ATOKA, Okla --When the thunder rolls, the cowboys come out. Inmates at Howard McLeod Correctional Center are responsible for relocating hundreds of cows and calves.

There are thousands of acres of pasture land, ideal for cows – until it rains. Running right through the property is Muddy Boggy Creek. Agri-Services Operations Coordinator, Jeff Vaughan said, “You can be misled real quick on the power of the Muddy Boggy and how quickly it changes when you have rainfall."

In the spring of 2015, a fast and relentless rainfall caused the creek to spill out of its banks. According to Vaughan, “The worst flooding was down here in Choctaw County. 12 to 15 feet deep. Our pastures were that deep.”

The cows took refuge on top of a levee with nowhere to graze.

Jeff Vaughan and some colleagues from ODOC’s Agri-Services Division came up with a plan. Using two 18 foot bass boats, they began saving the smaller animals.

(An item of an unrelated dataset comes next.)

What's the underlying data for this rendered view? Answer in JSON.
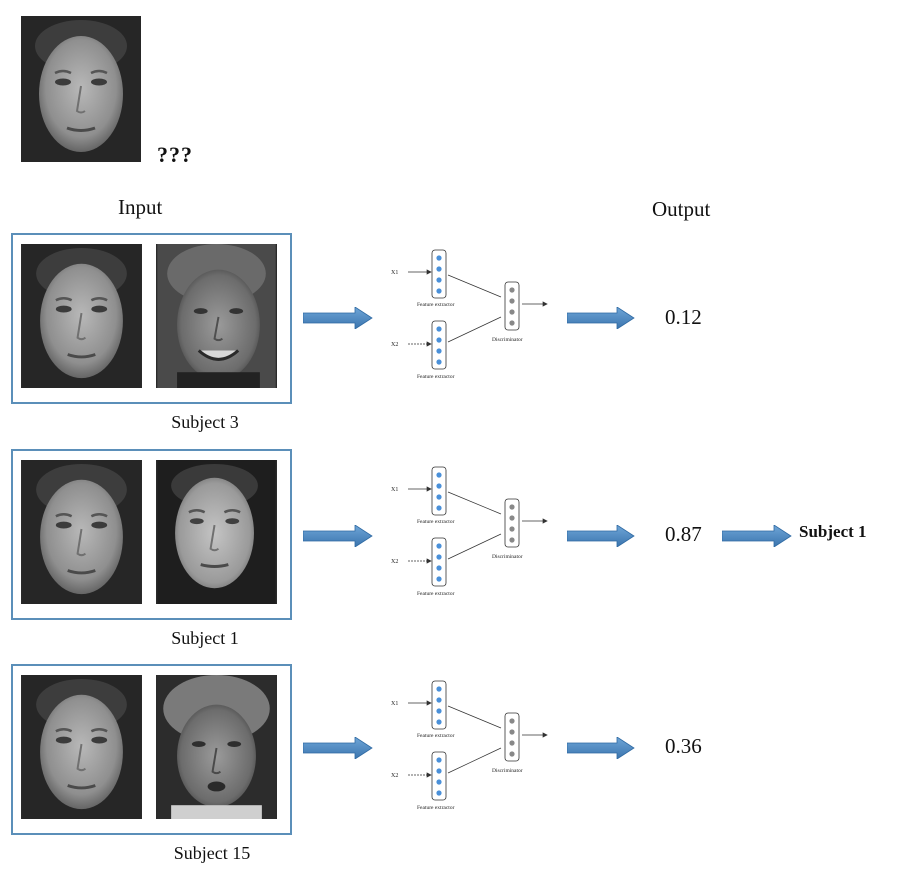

Their first rescue was a newborn calf. “I was here and Brad Bailey and the calf, we had the calf in the center section,” said Vaughan, “Brad was holding it down while I tried to steer the boat. We took him back and took care of him. And we was able to save his mama too. They got back together just a little later.”

They also began shuttling hay to the stranded cattle. It took two weeks for the waters to finally recede. Jeff Vaughan recalled, “It was all about saving every animal we could save. And we saved a lot of them. We would do it again in a heartbeat to save every one we can save."

Jeff Vaughan’s plan worked beautifully. Most of the herd was spared from the wrath of Mother Nature.

There have been lessons learned and improvements made along the Muddy Boggy to prevent another natural disaster at Howard McLeod.

Today, when the forecast calls for rain, they are better prepared. According to Vaughan, “We can move them all to the safe ground up here.”

Always staying one step ahead of the tumultuous and unpredictable Oklahoma weather.